# Please help with my dilemma (not ferret specific so please chip in dog/cat people!)



## fuzzymum (Nov 29, 2010)

Ok, so for those of you who don't know about Flick, let me fill you in a little bit. I have 5 ferrets and Flick is my youngest. Everything was hunky dory until about 5/6 months ago when my oldest girl Digit started bullying Flick. I had to seperate them, so currently i have 2 big cages in my tiny one bed flat and its getting to me a little bit. I have had her spayed about 2 months ago and still no change, infact it is worse. I have to have two seperate playtimes, and after trying to reintroduce them Flick came away with a nasty bite to her face 

Now, I work in a pet shop and a lovely lady came in asking all about ferrets, had them when she was younger, advice on cages etc etc. I mentioned my problems with Flick to her, and she nearly jumped at me and said she would have her if I felt that things weren't going to get any better.

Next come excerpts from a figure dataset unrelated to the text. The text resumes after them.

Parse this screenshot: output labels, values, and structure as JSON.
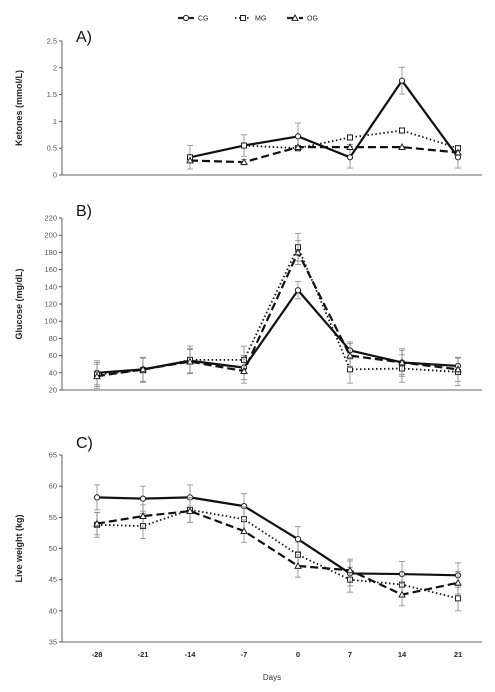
{
  "chart_data": [
    {
      "type": "line",
      "panel_label": "A)",
      "ylabel": "Ketones (mmol/L)",
      "x": [
        "-28",
        "-21",
        "-14",
        "-7",
        "0",
        "7",
        "14",
        "21"
      ],
      "ylim": [
        0,
        2.5
      ],
      "yticks": [
        "0",
        "0.5",
        "1",
        "1.5",
        "2",
        "2.5"
      ],
      "ytick_values": [
        0,
        0.5,
        1,
        1.5,
        2,
        2.5
      ],
      "grid": false,
      "legend": {
        "placement": "top-center",
        "entries": [
          "CG",
          "MG",
          "OG"
        ]
      },
      "series": [
        {
          "name": "CG",
          "values": [
            null,
            null,
            0.33,
            0.55,
            0.72,
            0.33,
            1.76,
            0.33
          ],
          "errors": [
            null,
            null,
            0.22,
            0.2,
            0.25,
            0.2,
            0.25,
            0.2
          ]
        },
        {
          "name": "MG",
          "values": [
            null,
            null,
            0.33,
            0.55,
            0.5,
            0.7,
            0.83,
            0.5
          ],
          "errors": [
            null,
            null,
            0.0,
            0.0,
            0.05,
            0.05,
            0.05,
            0.05
          ]
        },
        {
          "name": "OG",
          "values": [
            null,
            null,
            0.27,
            0.24,
            0.52,
            0.52,
            0.52,
            0.42
          ],
          "errors": [
            null,
            null,
            0.0,
            0.05,
            0.0,
            0.05,
            0.0,
            0.0
          ]
        }
      ]
    },
    {
      "type": "line",
      "panel_label": "B)",
      "ylabel": "Glucose (mg/dL)",
      "x": [
        "-28",
        "-21",
        "-14",
        "-7",
        "0",
        "7",
        "14",
        "21"
      ],
      "ylim": [
        20,
        220
      ],
      "yticks": [
        "20",
        "40",
        "60",
        "80",
        "100",
        "120",
        "140",
        "160",
        "180",
        "200",
        "220"
      ],
      "ytick_values": [
        20,
        40,
        60,
        80,
        100,
        120,
        140,
        160,
        180,
        200,
        220
      ],
      "grid": false,
      "series": [
        {
          "name": "CG",
          "values": [
            40,
            44,
            54,
            46,
            136,
            66,
            52,
            48
          ],
          "errors": [
            14,
            14,
            14,
            14,
            10,
            10,
            16,
            10
          ]
        },
        {
          "name": "MG",
          "values": [
            38,
            43,
            55,
            55,
            186,
            44,
            45,
            41
          ],
          "errors": [
            14,
            14,
            16,
            16,
            16,
            16,
            16,
            16
          ]
        },
        {
          "name": "OG",
          "values": [
            36,
            44,
            53,
            42,
            180,
            60,
            52,
            44
          ],
          "errors": [
            14,
            14,
            14,
            14,
            14,
            14,
            14,
            14
          ]
        }
      ]
    },
    {
      "type": "line",
      "panel_label": "C)",
      "ylabel": "Live weight (kg)",
      "xlabel": "Days",
      "x": [
        "-28",
        "-21",
        "-14",
        "-7",
        "0",
        "7",
        "14",
        "21"
      ],
      "ylim": [
        35,
        65
      ],
      "yticks": [
        "35",
        "40",
        "45",
        "50",
        "55",
        "60",
        "65"
      ],
      "ytick_values": [
        35,
        40,
        45,
        50,
        55,
        60,
        65
      ],
      "grid": false,
      "series": [
        {
          "name": "CG",
          "values": [
            58.2,
            58.0,
            58.2,
            56.8,
            51.5,
            46.0,
            45.9,
            45.7
          ],
          "errors": [
            2.0,
            2.0,
            2.0,
            2.0,
            2.0,
            2.0,
            2.0,
            2.0
          ]
        },
        {
          "name": "MG",
          "values": [
            53.8,
            53.6,
            56.2,
            54.7,
            49.0,
            45.0,
            44.2,
            42.0
          ],
          "errors": [
            2.0,
            2.0,
            2.0,
            2.0,
            2.0,
            2.0,
            2.0,
            2.0
          ]
        },
        {
          "name": "OG",
          "values": [
            54.0,
            55.2,
            56.0,
            52.8,
            47.2,
            46.5,
            42.6,
            44.5
          ],
          "errors": [
            1.8,
            1.8,
            1.8,
            1.8,
            1.8,
            1.8,
            1.8,
            1.8
          ]
        }
      ]
    }
  ]
}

I am so stuck on what to do  I do love my little Flick baby, but have never bonded with her as well as the others for some reason. It upsets me so much watching her being terrorised and one of my boys has now picked up on it and is starting to bully her a little bit too  she is so scared half the time she hides behind me, then i get bitten in the process!

It just isn't working with the two cages and two seperate playtimes - there just isn't enough space in my flat. I feel like she would have a better life with somebody else but at the same time I don't want to give up on it. I'm also concerned about how she would get on by herself. 

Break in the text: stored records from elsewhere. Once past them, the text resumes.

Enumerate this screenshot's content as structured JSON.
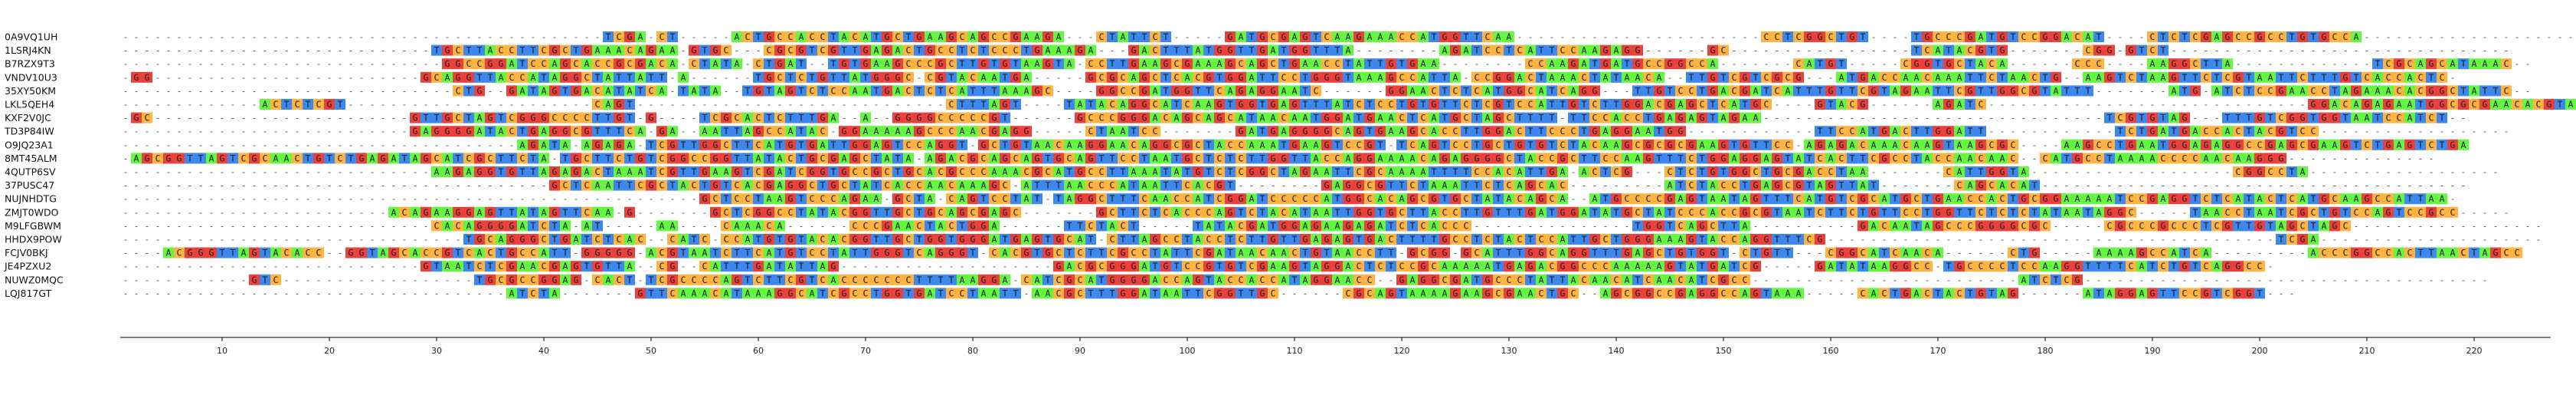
{
  "alignment": {
    "sequences": [
      {
        "name": "0A9VQ1UH",
        "seq": "---------------------------------------------TCGA-CT-----ACTGCCACCTACATGCTGAAGCAGCCGAAGA---CTATTCT-----GATGCGAGTCAAGAAACCATGGTTCAA-----------------------CCTCGGCTGT----TGCCCGATGTCCGGACAT----CTCTCGAGCCGCCTGTGCCA-----------------------"
      },
      {
        "name": "1LSRJ4KN",
        "seq": "-----------------------------TGCTTACCTTCGCTGAAACAGAA-GTGC---CGCGTCGTTGAGACTGCCTCTCCCTGAAAGA---GACTTTATGGTTGATGGTTTA--------AGATCCTCATTCCAAGAGG------GC-----------------TCATACGTG-------CGG-GTCT--------------------------------"
      },
      {
        "name": "B7RZX9T3",
        "seq": "------------------------------GGCCGGATCCAGCACCGCGACA-CTATA-CTGAT--TGTGAAGCCCGCTTGTGTAAGTA-CCTTGAAGCGAAAGCAGCTGAACCTATTGTGAA--------CCAAGATGATGCCGGCCA-------CATGT-----CGGTGCTACA------CCC----AAGGCTTA-------------TCGCAGCATAAAC--"
      },
      {
        "name": "VNDV10U3",
        "seq": "-GG-------------------------GCAGGTTACCATAGGCTATTATT-A------TGCTCTGTTATGGGC-CGTACAATGA-----GCGCAGCTCACGTGGATTCCTGGGTAAAGCCATTA-CCGGACTAAACTATAACA--TTGTCGTCGCG---ATGACCAACAAATTCTAACTG--AAGTCTAAGTTCTCGTAATTCTTTGTCACCACTC-"
      },
      {
        "name": "35XY50KM",
        "seq": "-------------------------------CTG--GATAGTGACATATCA-TATA--TGTAGTCTCCAATGACTCTCATTTAAAGC----GGCCGATGGTTCAGAGGAATC------GGAACTCTCATGGCATCAGG---TTGTCCTGACGATCATTTGTTCGTAGAATTCGTTGGCGTATTT-------ATG-ATCTCCGAACCTAGAAACACGGCTATTC--"
      },
      {
        "name": "LKL5QEH4",
        "seq": "-------------ACTCTCGT-----------------------CAGT-----------------------------CTTTAGT----TATACAGGCATCAAGTGGTGAGTTTATCTCCTGTGTTCTCGTCCATTGTCTTGGACGAGCTCATGC----GTACG------AGATC------------------------------GGACAGAGAATGGCGCGAACACGTAACCAGT-"
      },
      {
        "name": "KXF2V0JC",
        "seq": "-GC------------------------GTTGCTAGTCGGGCCCCTTGT-G----TCGCACTCTTTGA--A--GGGGCCCCCGT------GCCCGGGACAGCAGCATAACAATGGATGAACTCATGCTAGCTTTT-TTCCACCTGAGAGTAGAA--------------------------------TCGTGTAG---TTTGTCGGTGGTAATCCATCT--"
      },
      {
        "name": "TD3P84IW",
        "seq": "---------------------------GAGGGGATACTGAGGCGTTTCA-GA--AATTAGCCATAC-GGAAAAAGCCCAACGAGG-----CTAATCC-------GATGAGGGGCAGTGAAGCACCTTGGACTTCCCTGAGGAATGG------------TTCCATGACTTGGATT------------TCTGATGACCACTACGTCC------------------"
      },
      {
        "name": "O9JQ23A1",
        "seq": "-------------------------------------AGATA-AGAGA-TCGTTGGCTTCATGTGATTGGAGTCCAGGT-GCTGTAACAAGGAACAGGCGCTACCAAATGAAGTCCGT-TCAGTCCTGCTGTGTCTACAAGCGCGCGAAGTGTTCC-AGAGACAAACAAGTAAGCGC----AAGCCTGAATGGAGAGGCCGAGCGAAGTCTGAGTCTGA"
      },
      {
        "name": "8MT45ALM",
        "seq": "-AGCGGTTAGTCGCAACTGTCTGAGATAGCATCGCTTCTA-TGCTTCTGTCGGCCGGTTATACTGCGAGCTATA-AGACGCAGCAGTGCAGTTCCTAATGCTCTCTTGGTTACCAGGAAAACAGAGGGGCTACCGCTTCCAAGTTTCTGGAGGAGTATCACTTCGCCTACCAACAAC--CATGCCTAAAACCCCAACAAGGG--------------"
      },
      {
        "name": "4QUTP6SV",
        "seq": "-----------------------------AAGAGGTGTTAGAGACTAAATCGTTGAAGTCGATCGGTGCCGCTGCACGCCCAAACGCATGCCTTAAATATGTCTCGGCTAGAATTCGCAAAATTTTCCACATTGA-ACTCG---CTCTGTGGCTGCGACCTAA-------CATTGGTA-------------------CGGCCTA------------------"
      },
      {
        "name": "37PUSC47",
        "seq": "----------------------------------------GCTCAATTCGCTACTGTCACGAGGCTGCTATCACCAACAAAGC-ATTTAACCCATAATTCACGT--------GAGGCGTTCTAAATTCTCAGCAC---------ATCTACCTGAGCGTAGTTAT-------CAGCACAT----------------------------------------"
      },
      {
        "name": "NUJNHDTG",
        "seq": "------------------------------------------------------GCTCCTAAGTCCCAGAA-GCTA-CAGTCCTAT-TAGGCTTTCAACCATCGGATCCCCCATGGCACAGCGTGCTATACAGCA--ATGCCCCGAGTAATAGTTTCATGTCGCATGCTGAACCACTGCGGAAAAATCCGAGGTCTCATACTCATGCAAGCCATTAA-"
      },
      {
        "name": "ZMJT0WDO",
        "seq": "-------------------------ACAGAAGGAGTTATAGTTCAA-G-------GCTCGGCCTATACGGTTGCTGCAGCGAGC-------GCTTCTCACCCAGTCTACATAATTGGTGCTTACCTTGTTTGATGGATATGCTATCCCACCGCGTAATCTTCTGTTCCTGGTTCTCTCTATAATAGGC-----TAACCTAATCGCTGTCCAGTCCGCC-----"
      },
      {
        "name": "M9LFGBWM",
        "seq": "-----------------------------CACAGGGGATCTA-AT-----AA----CAAACA------CCCGAACTACTGGA------TTCTACT-----TATACGATGGAGAAGAGATCTCACCC---------------TGGTCAGCTTA----------GACAATAGCCCGGGGCGC-----CGCCCGCCCTCGTTGTAGCTAGC------------------"
      },
      {
        "name": "HHDX9POW",
        "seq": "--------------------------------TGCAGGGCTGATCTCAC--CATC-CCATGTGTACACGGTTGCTGGTGGGATGAGTGCAT-CTTAGCCTACCTCTTGTTGAGAGTGACTTTTGCCTCTACTCCATTGCTGGGAAAGTACCAGGTTTCG------------------------------------------TCGA---------------------"
      },
      {
        "name": "FCJV0BKJ",
        "seq": "----ACGGGTTAGTACACC--GGTAGCACCGTCACTGCCATT-GGGGG-ACGTAATCTTCATGTCCTATTGGGTCAGGGT-CACGTGCTCTTCGCCTATTCGATAACAACTGTAACCTT-GCGG-GCATTTGGCAGGTTTGAGCTGTGGT-CTGTT---CGGCATCAACA------CTG-----AAAAGCCATCA---------ACCCGGCCACTTAACTAGCC"
      },
      {
        "name": "JE4PZXU2",
        "seq": "----------------------------GTAATCTCGAACGAGTGTTA--CG--CATTTGATATTAG--------------------GACGCGGGATGTCCGTGTCGAAGTAGGACTCTCCGCAAAAATGAGACGGCCCAAAAAGTATGATCG-----GATATAAGGCC-TGCCCCTCCAAGGTTTTCATCTGTCAGGCC-"
      },
      {
        "name": "NUWZ0MQC",
        "seq": "------------GTC------------------TGCGCCGGAG-CACT-TCGCCCCAGTCTTCGTCACCCCCCCTTTTAAGGA-CATCGCATGGGGACCAGTACCACCATAGGAACC--GAGGCGATGCCCTATTACAACATCAACATCGCC-------------------------ATCTCG--------------------------------------"
      },
      {
        "name": "LQJ817GT",
        "seq": "------------------------------------ATCTA-------GTTCAAACATAAAGGCATCGCCTGGTGATCCTAATT-AACGCTTTGGATAATTCGGTTGC------CGCAGTAAAAGAAGCGAACTGC--AGCGGCCGAGGCCAGTAAA-----CACTGACTACTGTAG------ATAGGAGTTCCGTCGGT---"
      }
    ],
    "ruler_labels": [
      "10",
      "20",
      "30",
      "40",
      "50",
      "60",
      "70",
      "80",
      "90",
      "100",
      "110",
      "120",
      "130",
      "140",
      "150",
      "160",
      "170",
      "180",
      "190",
      "200",
      "210",
      "220"
    ],
    "colors": {
      "A": "#64f73f",
      "C": "#ffb340",
      "G": "#eb413c",
      "T": "#3c88ee"
    }
  }
}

Gah, i feel like one of those horrible irresponsible owners.  But i know she would be well looked after by this lady. 

help?????

p.s sorry its so long, doubt anyone will reply, but anyone with experience be it cats, rats, mice whatever, i would love to hear from you xxx


----------



## FourFerrets (Oct 10, 2009)

I have 2 groups of ferrets, and it is time consuming and frustrating when they don't get on.
Only YOU can make the decision on what to do with Flick.
If you think she would have a better life elsewhere, then it is up to you to make that decision.
It already sounds like you are halfway there in your head.
It doesn't make you a bad person if you let her go, so long as it would be a better life for Her.


----------



## fuzzymum (Nov 29, 2010)

thanks for replying.

yeah i am halfway there, i'm just struggling with the idea.

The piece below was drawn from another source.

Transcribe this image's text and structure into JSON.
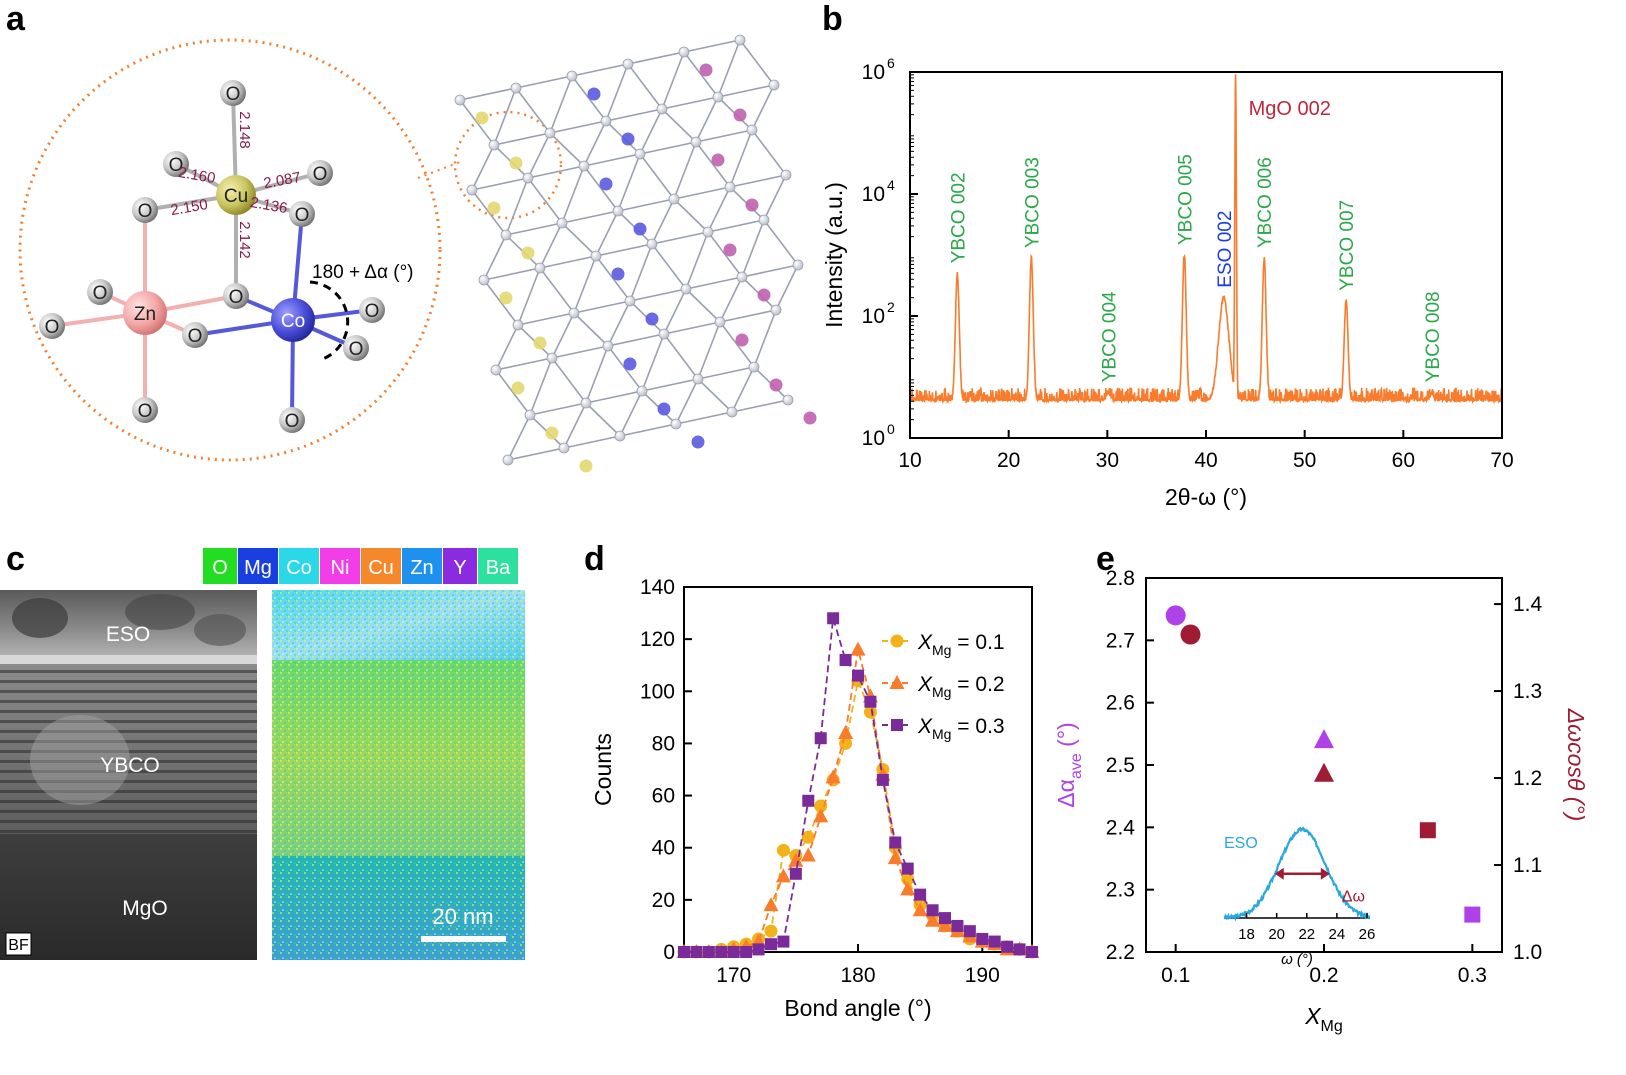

do you think she would be ok by herself? i have trialled her in the cage by herself (usually just swap and change who goes where), and she settled really quickly and seemed alot more relaxed. 

have i given it long enough since spaying her if it was a hormonal issue? it was 2 months ago now xx


----------



## feathered bird lover (May 23, 2011)

just to say i hope things get sorted out the way you want.


----------



## Lil Miss (Dec 11, 2010)

It can take up to 10eat weeks for hormones to die down fully in animals after a spay

Personally what i would do is give her a few more weeks, but in that time i would keep her tottaly seperate from all the others, i would then try to bond them from scratch

If that didnt work then only you can decide whats best for her


----------



## pinkplonker (Sep 19, 2011)

*It seems that deep down you feel it would be best to give her away but you feel guilty for it. That alone shows your not an irresponsible owner.

Have a think about it and make sure what you decide is definately what you want. At the end of the day if this woman can provide a loving home and give Flick the attention she needs then why not?
You'll have more space and it will be easier on you.*


----------